Wie leider derzeit festzustellen ist, führt dies offensichtlich auch dazu, dass wenig Zeit für Hobbys oder auch das Ehrenamt bleibt. Aus eigener Erfahrung kann ich sagen, dass gerade dann die freiwilligen Termine hinten anstehen oder auch anstehen müssen. Schlecht ist es nur für diejenigen, die dann die Aufgaben übernehmen müssen und ebenfalls wenig Zeit dafür übrig haben. Das philosophieren über das Ehrenamt spare ich mir jetzt, denn davon können vermutlich auch andere Vereine und sonstige Vereinigungen ein Liedchen singen.

Heruntergebrochen auf den TTC Rödgen bedeutet dies für die „Übriggebliebenen“ sich noch mehr auf die Aufrechterhaltung des „Dienstbetriebes“ zu konzentrieren, ohne dabei selbst den Mut zu verlieren. Gleichzeitig muss man sich noch mit erschwerten Bedingungen bei der Hallennutzung und dem Antragsirrsinn auseinandersetzen. Wenn ich dann rückblickend auf unseren Ortspokal noch für die nicht „ordnungsgemäße Ausrichtung“ desselben als gemeinnütziger Verein bestraft werde, fehlen mir schon fast die Worte. Ich weiß, wir sind ein Sportverein und ja, die Halle eignet sich nicht für solcher Ereignisse und an die vorab vereinbarten Nutzungsbedingungen haben wir uns nicht 100prozentig gehalten bzw. halten können, aber warum unterstütze ich dann nicht irgendwie anders eine solche Unternehmung? Muss ich nicht froh sein, dass es gerade noch Tischtennisvereine im Kreis gibt, die nicht nur versuchen ihr eigenes Süppchen zu kochen, sondern auch die Bevölkerung einbeziehen und Beiträge zum Gesellschaftlichen Leben leisten? Naja, heutzutage muss man wohl noch froh sein, wenn man überhaupt eine Sporthalle oder einen Sportplatz der Stadt Gießen nutzen darf. Wirklich Geld für die Jugendarbeit zu verdienen ist nicht gerade eine leichte Aufgabe. Als Tischtennisverein ohne geeignetes Vereinsheim an der Halle umso mehr.

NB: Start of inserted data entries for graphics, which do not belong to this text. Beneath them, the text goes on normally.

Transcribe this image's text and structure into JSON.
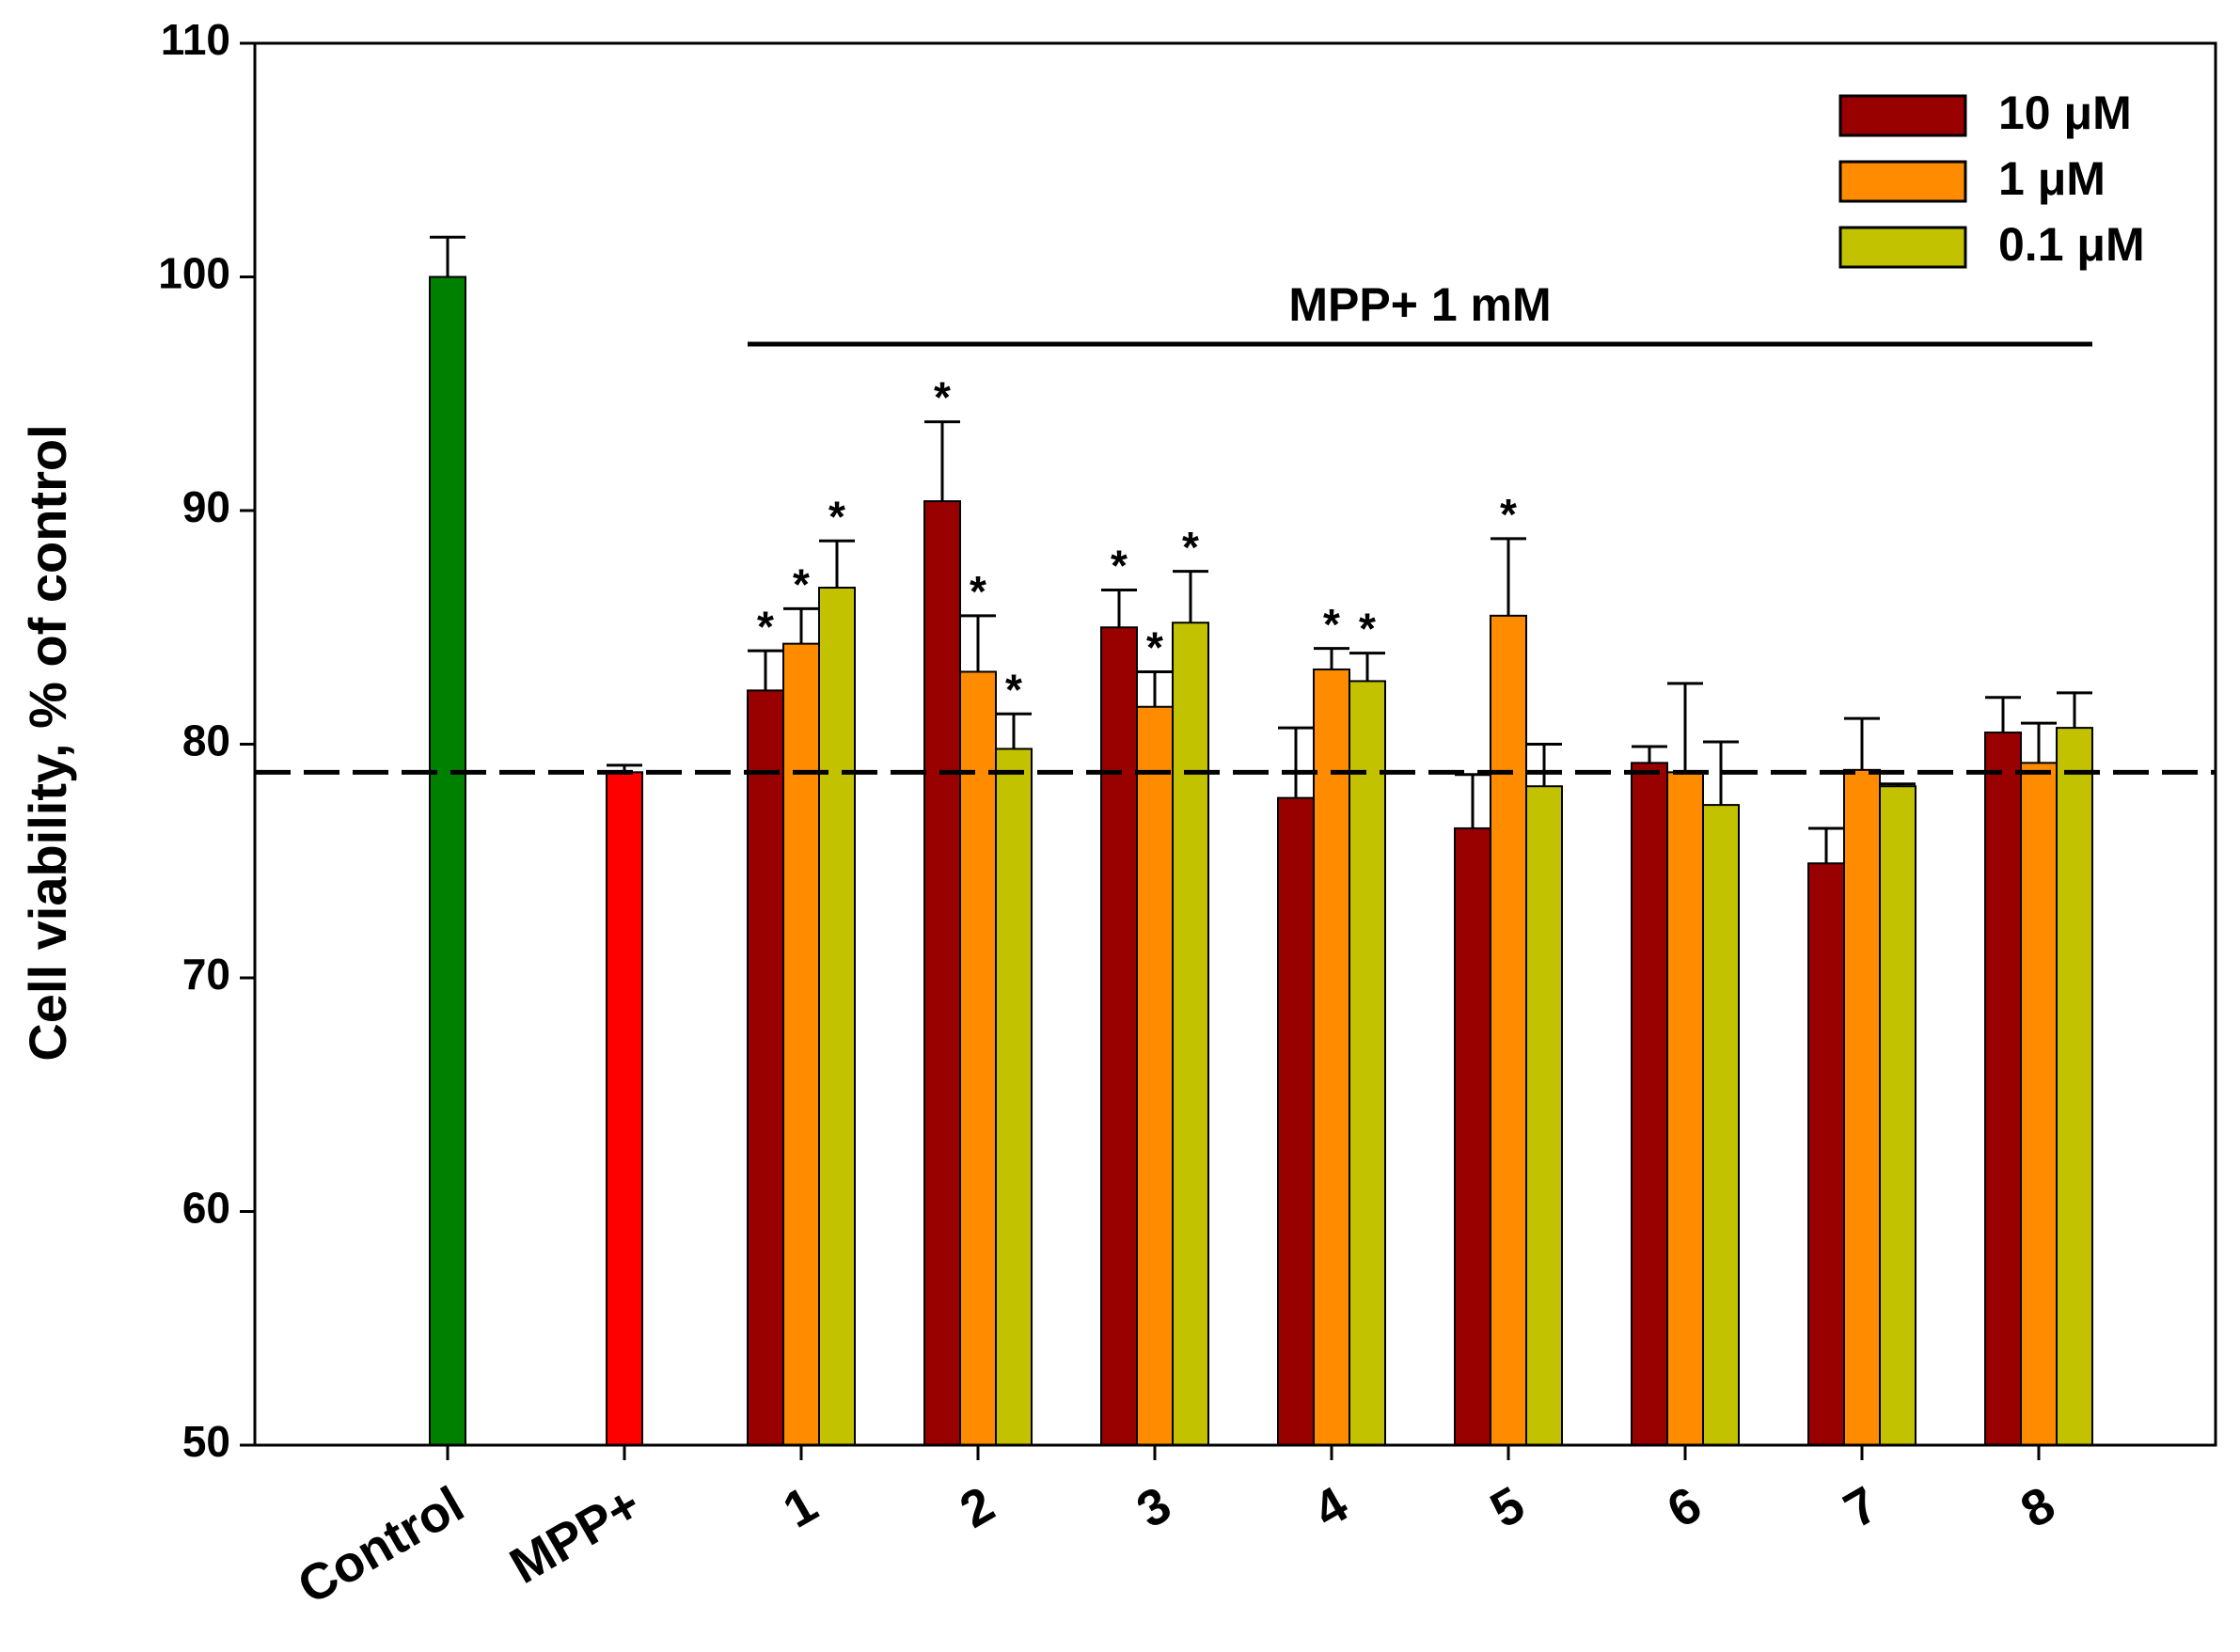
{
  "chart_data": {
    "type": "bar",
    "ylabel": "Cell viability, % of control",
    "annotation": "MPP+ 1 mM",
    "ylim": [
      50,
      110
    ],
    "yticks": [
      50,
      60,
      70,
      80,
      90,
      100,
      110
    ],
    "reference_line": 78.8,
    "legend": "upper right",
    "categories": [
      "Control",
      "MPP+",
      "1",
      "2",
      "3",
      "4",
      "5",
      "6",
      "7",
      "8"
    ],
    "single_bars": {
      "values": [
        100,
        78.8
      ],
      "errors": [
        1.7,
        0.3
      ],
      "colors": [
        "#008000",
        "#ff0000"
      ]
    },
    "series": [
      {
        "name": "10 μM",
        "color": "#990000",
        "values": [
          null,
          null,
          82.3,
          90.4,
          85.0,
          77.7,
          76.4,
          79.2,
          74.9,
          80.5
        ],
        "errors": [
          null,
          null,
          1.7,
          3.4,
          1.6,
          3.0,
          2.3,
          0.7,
          1.5,
          1.5
        ],
        "stars": [
          null,
          null,
          "*",
          "*",
          "*",
          null,
          null,
          null,
          null,
          null
        ]
      },
      {
        "name": "1 μM",
        "color": "#ff8c00",
        "values": [
          null,
          null,
          84.3,
          83.1,
          81.6,
          83.2,
          85.5,
          78.8,
          78.9,
          79.2
        ],
        "errors": [
          null,
          null,
          1.5,
          2.4,
          1.5,
          0.9,
          3.3,
          3.8,
          2.2,
          1.7
        ],
        "stars": [
          null,
          null,
          "*",
          "*",
          "*",
          "*",
          "*",
          null,
          null,
          null
        ]
      },
      {
        "name": "0.1 μM",
        "color": "#c2c200",
        "values": [
          null,
          null,
          86.7,
          79.8,
          85.2,
          82.7,
          78.2,
          77.4,
          78.2,
          80.7
        ],
        "errors": [
          null,
          null,
          2.0,
          1.5,
          2.2,
          1.2,
          1.8,
          2.7,
          0.1,
          1.5
        ],
        "stars": [
          null,
          null,
          "*",
          "*",
          "*",
          "*",
          null,
          null,
          null,
          null
        ]
      }
    ]
  }
}
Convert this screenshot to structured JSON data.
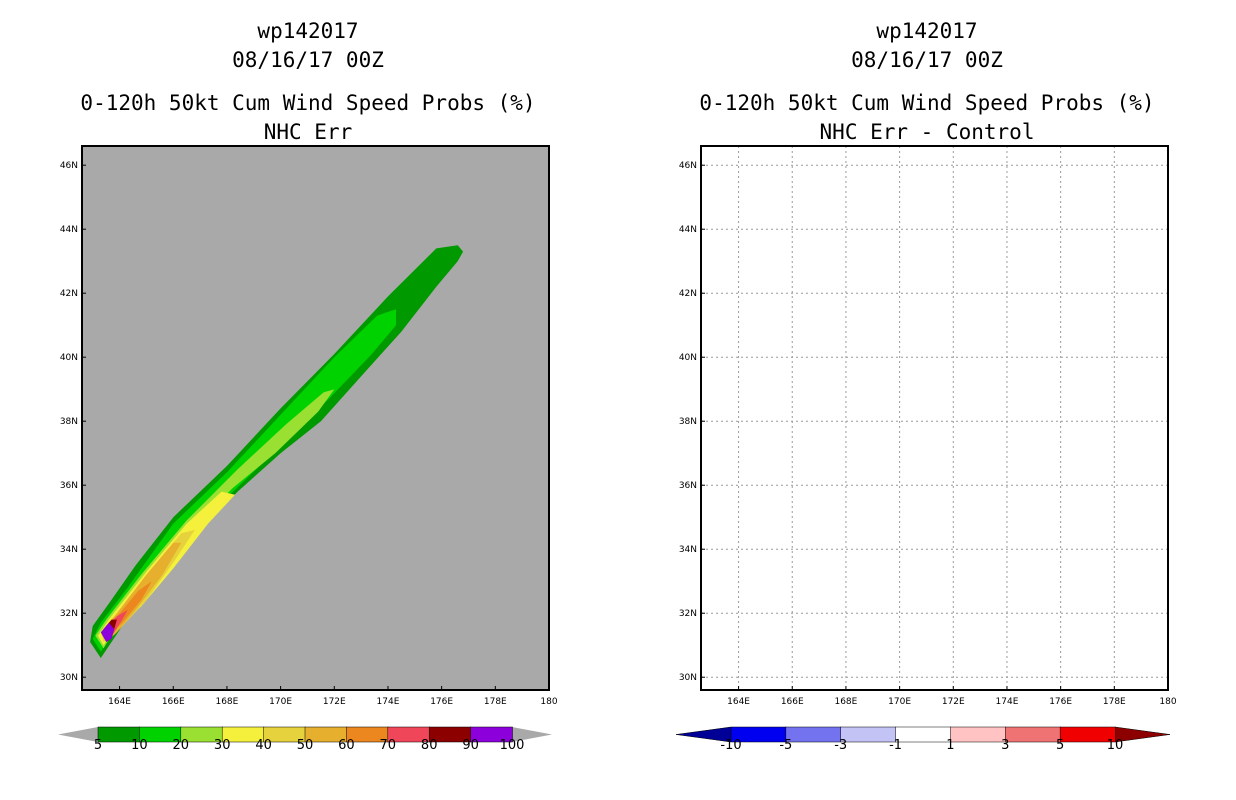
{
  "chart_data": [
    {
      "type": "heatmap",
      "storm_id": "wp142017",
      "datetime": "08/16/17 00Z",
      "title": "0-120h 50kt Cum Wind Speed Probs (%)",
      "subtitle": "NHC Err",
      "xlabel": "",
      "ylabel": "",
      "xlim": [
        162.6,
        180.0
      ],
      "ylim": [
        29.6,
        46.6
      ],
      "x_ticks": [
        "164E",
        "166E",
        "168E",
        "170E",
        "172E",
        "174E",
        "176E",
        "178E",
        "180"
      ],
      "y_ticks": [
        "30N",
        "32N",
        "34N",
        "36N",
        "38N",
        "40N",
        "42N",
        "44N",
        "46N"
      ],
      "grid": false,
      "background_color": "#a9a9a9",
      "colorbar": {
        "labels": [
          "5",
          "10",
          "20",
          "30",
          "40",
          "50",
          "60",
          "70",
          "80",
          "90",
          "100"
        ],
        "colors": [
          "#009900",
          "#00d200",
          "#99e033",
          "#f4f03c",
          "#e6d23c",
          "#e6af2d",
          "#eb871e",
          "#f0465a",
          "#8c0000",
          "#8c00dc"
        ]
      },
      "swath_levels": [
        {
          "threshold": 5,
          "color": "#009900",
          "polygon": [
            [
              163.3,
              30.6
            ],
            [
              162.9,
              31.1
            ],
            [
              163.0,
              31.6
            ],
            [
              163.6,
              32.3
            ],
            [
              164.6,
              33.5
            ],
            [
              166.0,
              35.0
            ],
            [
              168.0,
              36.6
            ],
            [
              170.0,
              38.4
            ],
            [
              172.0,
              40.1
            ],
            [
              174.0,
              41.9
            ],
            [
              175.8,
              43.4
            ],
            [
              176.6,
              43.5
            ],
            [
              176.8,
              43.3
            ],
            [
              176.6,
              43.0
            ],
            [
              175.8,
              42.2
            ],
            [
              174.5,
              40.8
            ],
            [
              173.0,
              39.4
            ],
            [
              171.5,
              38.0
            ],
            [
              170.0,
              37.0
            ],
            [
              168.4,
              35.8
            ],
            [
              166.8,
              34.4
            ],
            [
              165.4,
              33.0
            ],
            [
              164.1,
              31.6
            ]
          ]
        },
        {
          "threshold": 10,
          "color": "#00d200",
          "polygon": [
            [
              163.3,
              30.8
            ],
            [
              163.0,
              31.2
            ],
            [
              163.3,
              31.7
            ],
            [
              164.3,
              32.8
            ],
            [
              166.0,
              34.8
            ],
            [
              168.0,
              36.4
            ],
            [
              170.0,
              38.2
            ],
            [
              172.0,
              40.0
            ],
            [
              173.6,
              41.3
            ],
            [
              174.3,
              41.5
            ],
            [
              174.3,
              41.0
            ],
            [
              173.4,
              40.1
            ],
            [
              171.8,
              38.7
            ],
            [
              170.2,
              37.4
            ],
            [
              168.6,
              36.1
            ],
            [
              167.0,
              34.8
            ],
            [
              165.3,
              33.0
            ],
            [
              164.0,
              31.7
            ]
          ]
        },
        {
          "threshold": 20,
          "color": "#99e033",
          "polygon": [
            [
              163.4,
              30.9
            ],
            [
              163.1,
              31.3
            ],
            [
              163.5,
              31.8
            ],
            [
              164.8,
              33.2
            ],
            [
              166.5,
              34.9
            ],
            [
              168.4,
              36.5
            ],
            [
              170.2,
              37.9
            ],
            [
              171.6,
              38.9
            ],
            [
              172.0,
              39.0
            ],
            [
              171.4,
              38.3
            ],
            [
              169.8,
              37.0
            ],
            [
              168.2,
              35.9
            ],
            [
              166.6,
              34.5
            ],
            [
              165.2,
              32.9
            ],
            [
              163.9,
              31.6
            ]
          ]
        },
        {
          "threshold": 30,
          "color": "#f4f03c",
          "polygon": [
            [
              163.4,
              31.0
            ],
            [
              163.2,
              31.3
            ],
            [
              163.6,
              31.8
            ],
            [
              165.0,
              33.3
            ],
            [
              166.5,
              34.8
            ],
            [
              167.8,
              35.8
            ],
            [
              168.3,
              35.7
            ],
            [
              167.3,
              34.8
            ],
            [
              166.0,
              33.4
            ],
            [
              164.8,
              32.2
            ],
            [
              163.8,
              31.5
            ]
          ]
        },
        {
          "threshold": 40,
          "color": "#e6d23c",
          "polygon": [
            [
              163.4,
              31.1
            ],
            [
              163.3,
              31.4
            ],
            [
              163.8,
              31.9
            ],
            [
              165.0,
              33.2
            ],
            [
              166.3,
              34.5
            ],
            [
              166.8,
              34.6
            ],
            [
              166.1,
              33.7
            ],
            [
              165.0,
              32.4
            ],
            [
              164.0,
              31.5
            ]
          ]
        },
        {
          "threshold": 50,
          "color": "#e6af2d",
          "polygon": [
            [
              163.5,
              31.1
            ],
            [
              163.3,
              31.4
            ],
            [
              163.9,
              32.0
            ],
            [
              165.0,
              33.2
            ],
            [
              166.0,
              34.2
            ],
            [
              166.3,
              34.2
            ],
            [
              165.6,
              33.2
            ],
            [
              164.6,
              32.1
            ],
            [
              163.9,
              31.4
            ]
          ]
        },
        {
          "threshold": 60,
          "color": "#eb871e",
          "polygon": [
            [
              163.5,
              31.2
            ],
            [
              163.4,
              31.5
            ],
            [
              164.0,
              32.0
            ],
            [
              164.7,
              32.7
            ],
            [
              165.2,
              33.0
            ],
            [
              164.8,
              32.4
            ],
            [
              164.1,
              31.7
            ]
          ]
        },
        {
          "threshold": 70,
          "color": "#f0465a",
          "polygon": [
            [
              163.5,
              31.1
            ],
            [
              163.4,
              31.5
            ],
            [
              163.9,
              31.9
            ],
            [
              164.3,
              32.1
            ],
            [
              164.1,
              31.8
            ],
            [
              163.8,
              31.4
            ]
          ]
        },
        {
          "threshold": 80,
          "color": "#8c0000",
          "polygon": [
            [
              163.5,
              31.1
            ],
            [
              163.4,
              31.5
            ],
            [
              163.7,
              31.8
            ],
            [
              163.9,
              31.8
            ],
            [
              163.8,
              31.5
            ],
            [
              163.7,
              31.2
            ]
          ]
        },
        {
          "threshold": 90,
          "color": "#8c00dc",
          "polygon": [
            [
              163.5,
              31.1
            ],
            [
              163.3,
              31.4
            ],
            [
              163.6,
              31.7
            ],
            [
              163.8,
              31.5
            ],
            [
              163.7,
              31.2
            ]
          ]
        }
      ]
    },
    {
      "type": "heatmap",
      "storm_id": "wp142017",
      "datetime": "08/16/17 00Z",
      "title": "0-120h 50kt Cum Wind Speed Probs (%)",
      "subtitle": "NHC Err - Control",
      "xlabel": "",
      "ylabel": "",
      "xlim": [
        162.6,
        180.0
      ],
      "ylim": [
        29.6,
        46.6
      ],
      "x_ticks": [
        "164E",
        "166E",
        "168E",
        "170E",
        "172E",
        "174E",
        "176E",
        "178E",
        "180"
      ],
      "y_ticks": [
        "30N",
        "32N",
        "34N",
        "36N",
        "38N",
        "40N",
        "42N",
        "44N",
        "46N"
      ],
      "grid": true,
      "background_color": "#ffffff",
      "colorbar": {
        "labels": [
          "-10",
          "-5",
          "-3",
          "-1",
          "1",
          "3",
          "5",
          "10"
        ],
        "colors": [
          "#000096",
          "#0000f0",
          "#7373f0",
          "#c3c3f5",
          "#ffffff",
          "#ffc3c3",
          "#f07373",
          "#f00000",
          "#8c0000"
        ]
      },
      "swath_levels": []
    }
  ]
}
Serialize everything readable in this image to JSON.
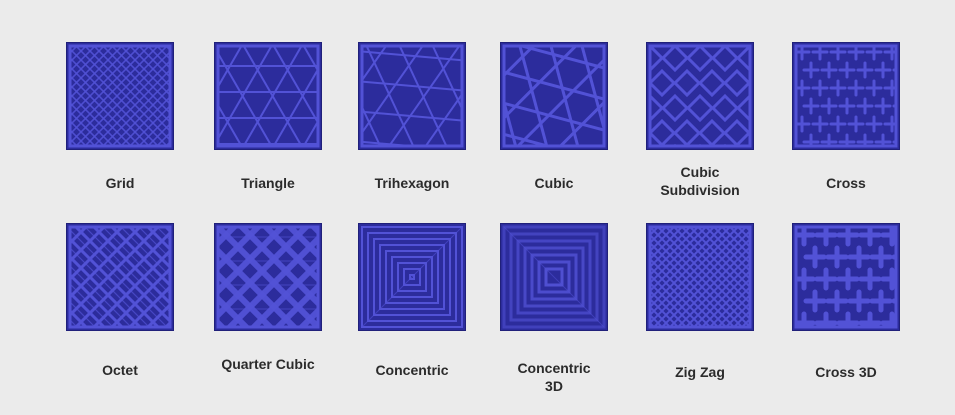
{
  "background_color": "#ebebeb",
  "tile_color": "#2c2c9c",
  "line_color": "#5252d6",
  "patterns": [
    {
      "id": "grid",
      "label": "Grid",
      "icon": "grid-pattern"
    },
    {
      "id": "triangle",
      "label": "Triangle",
      "icon": "triangle-pattern"
    },
    {
      "id": "trihexagon",
      "label": "Trihexagon",
      "icon": "trihexagon-pattern"
    },
    {
      "id": "cubic",
      "label": "Cubic",
      "icon": "cubic-pattern"
    },
    {
      "id": "cubic-subdivision",
      "label": "Cubic\nSubdivision",
      "icon": "cubic-subdivision-pattern"
    },
    {
      "id": "cross",
      "label": "Cross",
      "icon": "cross-pattern"
    },
    {
      "id": "octet",
      "label": "Octet",
      "icon": "octet-pattern"
    },
    {
      "id": "quarter-cubic",
      "label": "Quarter Cubic",
      "icon": "quarter-cubic-pattern"
    },
    {
      "id": "concentric",
      "label": "Concentric",
      "icon": "concentric-pattern"
    },
    {
      "id": "concentric-3d",
      "label": "Concentric\n3D",
      "icon": "concentric-3d-pattern"
    },
    {
      "id": "zig-zag",
      "label": "Zig Zag",
      "icon": "zig-zag-pattern"
    },
    {
      "id": "cross-3d",
      "label": "Cross 3D",
      "icon": "cross-3d-pattern"
    }
  ]
}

Genug der Lobeshymnen, doch hierbei nicht den Mut zu verlieren fällt nicht gerade leicht. In der Hoffnung, dass nicht auch noch die sportliche Entwicklung darunter leidet, möchte ich allen Rödgenern auch noch einen guten Rutsch ins neue Jahr wünschen und hoffen, dass alle Vorsätze im nächsten Jahr nicht gleich wieder über den Haufen geworfen werden müssen.